Farklı türde işletimler için tasarlanmış farklı türde elektronik parçaları vardır. Güç elektroniğinde yüksek voltaj ve akım değerlerine sahip parçalar kullanılır. Buna karşılık, sinyal ve iletişim elektroniğinde parçalar 100 voltun epey altında voltajlarla ve bir amperden düşük akımlarla çalışır. Farklı uygulama alanlarına denk düşecek biçimde, parçalar farklı biçimler ve boyutlar taşır. Bir elektrik gücü sisteminde birkaç kiloluk anahtarlar kullanılabilirken, sinyal teknolojisinin hassas ve dakik anahtarları çoğu kez cımbızlarla monte edilir.

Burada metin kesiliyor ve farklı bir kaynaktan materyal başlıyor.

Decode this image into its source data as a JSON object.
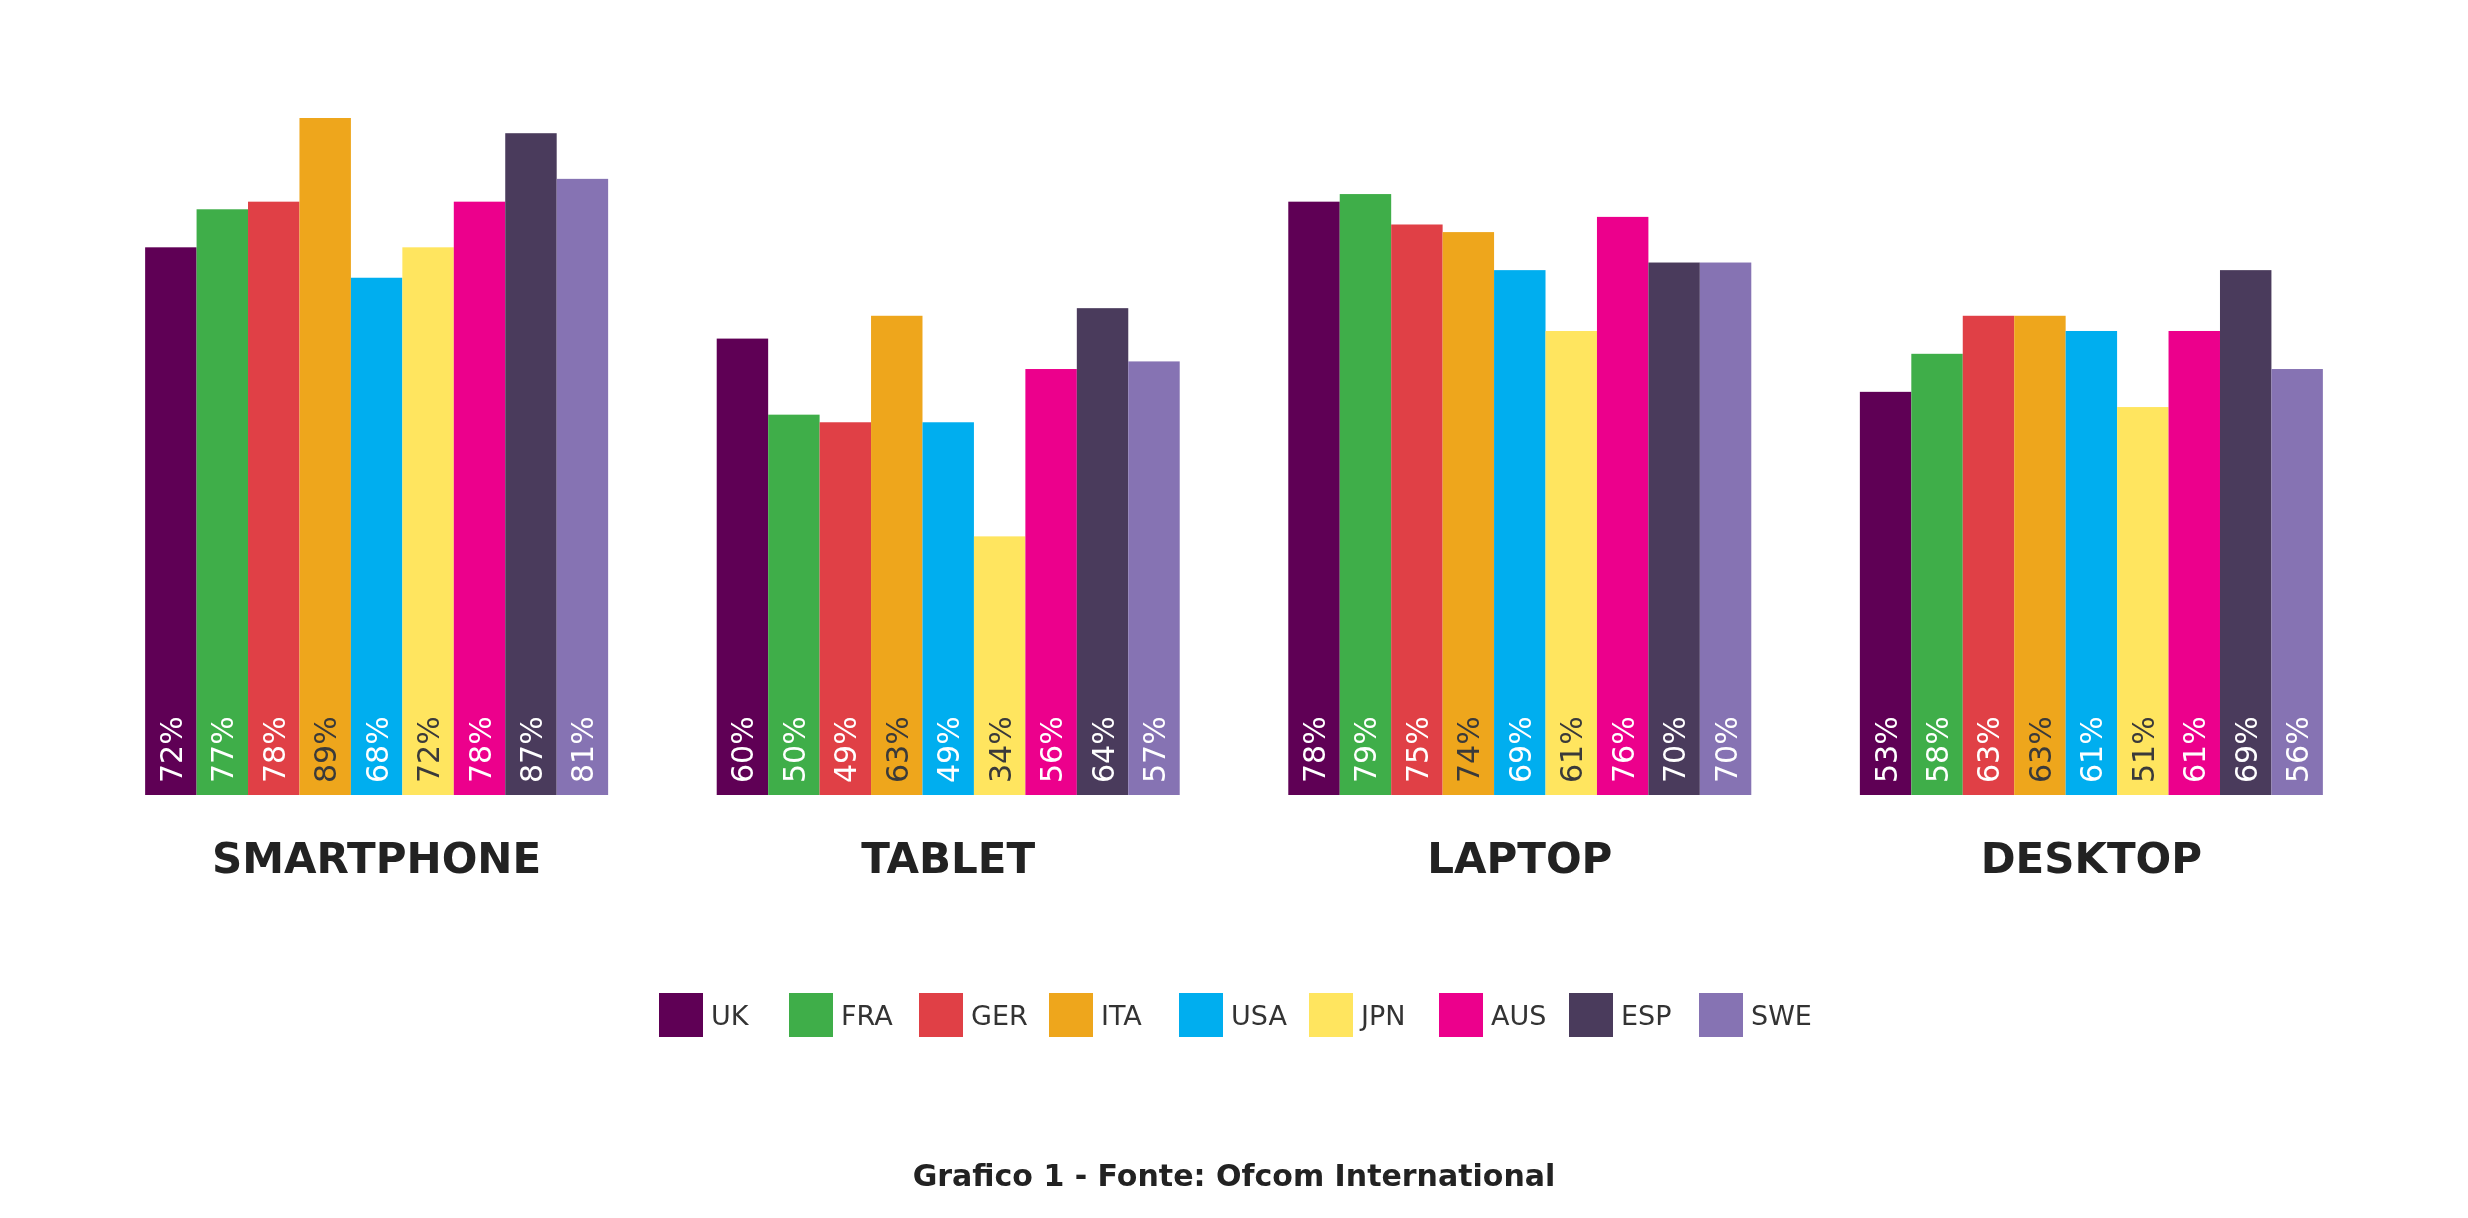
{
  "chart_data": {
    "type": "bar",
    "categories": [
      "SMARTPHONE",
      "TABLET",
      "LAPTOP",
      "DESKTOP"
    ],
    "legend": "bottom",
    "tick_labels": "x",
    "series": [
      {
        "name": "UK",
        "color": "#5f0055",
        "values": [
          72,
          60,
          78,
          53
        ],
        "value_labels": [
          "72%",
          "60%",
          "78%",
          "53%"
        ]
      },
      {
        "name": "FRA",
        "color": "#3fae49",
        "values": [
          77,
          50,
          79,
          58
        ],
        "value_labels": [
          "77%",
          "50%",
          "79%",
          "58%"
        ]
      },
      {
        "name": "GER",
        "color": "#e04046",
        "values": [
          78,
          49,
          75,
          63
        ],
        "value_labels": [
          "78%",
          "49%",
          "75%",
          "63%"
        ]
      },
      {
        "name": "ITA",
        "color": "#eea61c",
        "values": [
          89,
          63,
          74,
          63
        ],
        "value_labels": [
          "89%",
          "63%",
          "74%",
          "63%"
        ]
      },
      {
        "name": "USA",
        "color": "#00aeef",
        "values": [
          68,
          49,
          69,
          61
        ],
        "value_labels": [
          "68%",
          "49%",
          "69%",
          "61%"
        ]
      },
      {
        "name": "JPN",
        "color": "#ffe55f",
        "values": [
          72,
          34,
          61,
          51
        ],
        "value_labels": [
          "72%",
          "34%",
          "61%",
          "51%"
        ]
      },
      {
        "name": "AUS",
        "color": "#ec008c",
        "values": [
          78,
          56,
          76,
          61
        ],
        "value_labels": [
          "78%",
          "56%",
          "76%",
          "61%"
        ]
      },
      {
        "name": "ESP",
        "color": "#4a3b5c",
        "values": [
          87,
          64,
          70,
          69
        ],
        "value_labels": [
          "87%",
          "64%",
          "70%",
          "69%"
        ]
      },
      {
        "name": "SWE",
        "color": "#8673b3",
        "values": [
          81,
          57,
          70,
          56
        ],
        "value_labels": [
          "81%",
          "57%",
          "70%",
          "56%"
        ]
      }
    ],
    "annotations": [
      "Grafico 1 - Fonte: Ofcom International"
    ]
  }
}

Bilgisayar teknolojisinde süren minyatürleştirme eğilimi yeni parça türlerini doğurmuştur. Daha eski parçaların küçük bacaklar biçiminde bağlantı kısımları vardır; bunlar deliklerden geçirilip devre kartına tutturulur, diğer tarafta lehimlenir ve tellerle bağlanır. Bilgisayar ve iletişim teknolojisinde kullanılan yeni bir parça sınıfına yüzeyden takmalı aygıtlar (SMD) denir. Bir devreye daha fazla parça sığdırılması amacıyla geliştirilmiş olan SMD parçaları, bir basılı devre kartının yüzeyine doğrudan lehimlenir. Basılı devre kartları artık mekanik destek ve parçalar arasında elektrik bağlantısı sağlamaya yarar.

Üretim Teknolojisi

Elektronik aygıtların seri üretimi çoğunlukla tam otomasyonlu montaj hatlarında gerçekleşir. Parçaları geliştirme, kontrol etme ve onarma işlemlerinde, teknisyenler ince aletler, lehimleme istasyonları, büyüteçler, ölçüm ve test aygıtları kullanarak çalışırlar.

Elektronik parçalar statik şarjlara çok duyarlıdır ve elektronik duyarlı aygıtlar (ESD) olarak anılır. Teknisyenler çoğu kez bir topraklama keçesi üstünde durur ve metal bantlı ayakkabılar giyer. Böyle parçaların sevkiyatında ESD açısından güvenlik köpüğü ve torbaların kullanılması gerekir.

Bir işlemcinin Elektronik Parçaları

işlemcinin elektronik parçaları

Elektronik devreleri anlamada parçaların işlevlerini bilmek çok önemlidir. Yarıiletkenlerden yapılan diyotların ışık yayan diyot (LED) gibi çeşitli biçimleri vardır. Diyotlar akımın belli bir yönde girmesini sağlar ve sözgelimi alternatif akımı doğru akıma çevirir. Ayrıca voltajı koruma ve elektriği ayarlama amacıyla da kullanılır, indüktörler bir kolonun çevresine bobin biçiminde sarılmış tellerden oluşur. Alternatif voltajın akışını değiştirmeye ve bir transformatörde olduğu gibi, voltajı düşürmeye ya da yükseltmeye yarar. Transistorlar yükseltici olarak ya da veri saklama amacıyla kullanılabilir. Rezistanslar akımı sınırlamanın yanısıra, voltaj değiştirmeyi de sağlayabilir. Kondansatörler voltaj dalgalanmalarını dengelemek üzere bir şarjı depolayabilir. Monitörü kapattıktan sonra ekranın birkaç saniye daha titreşmesi kondansatörden kaynaklanır.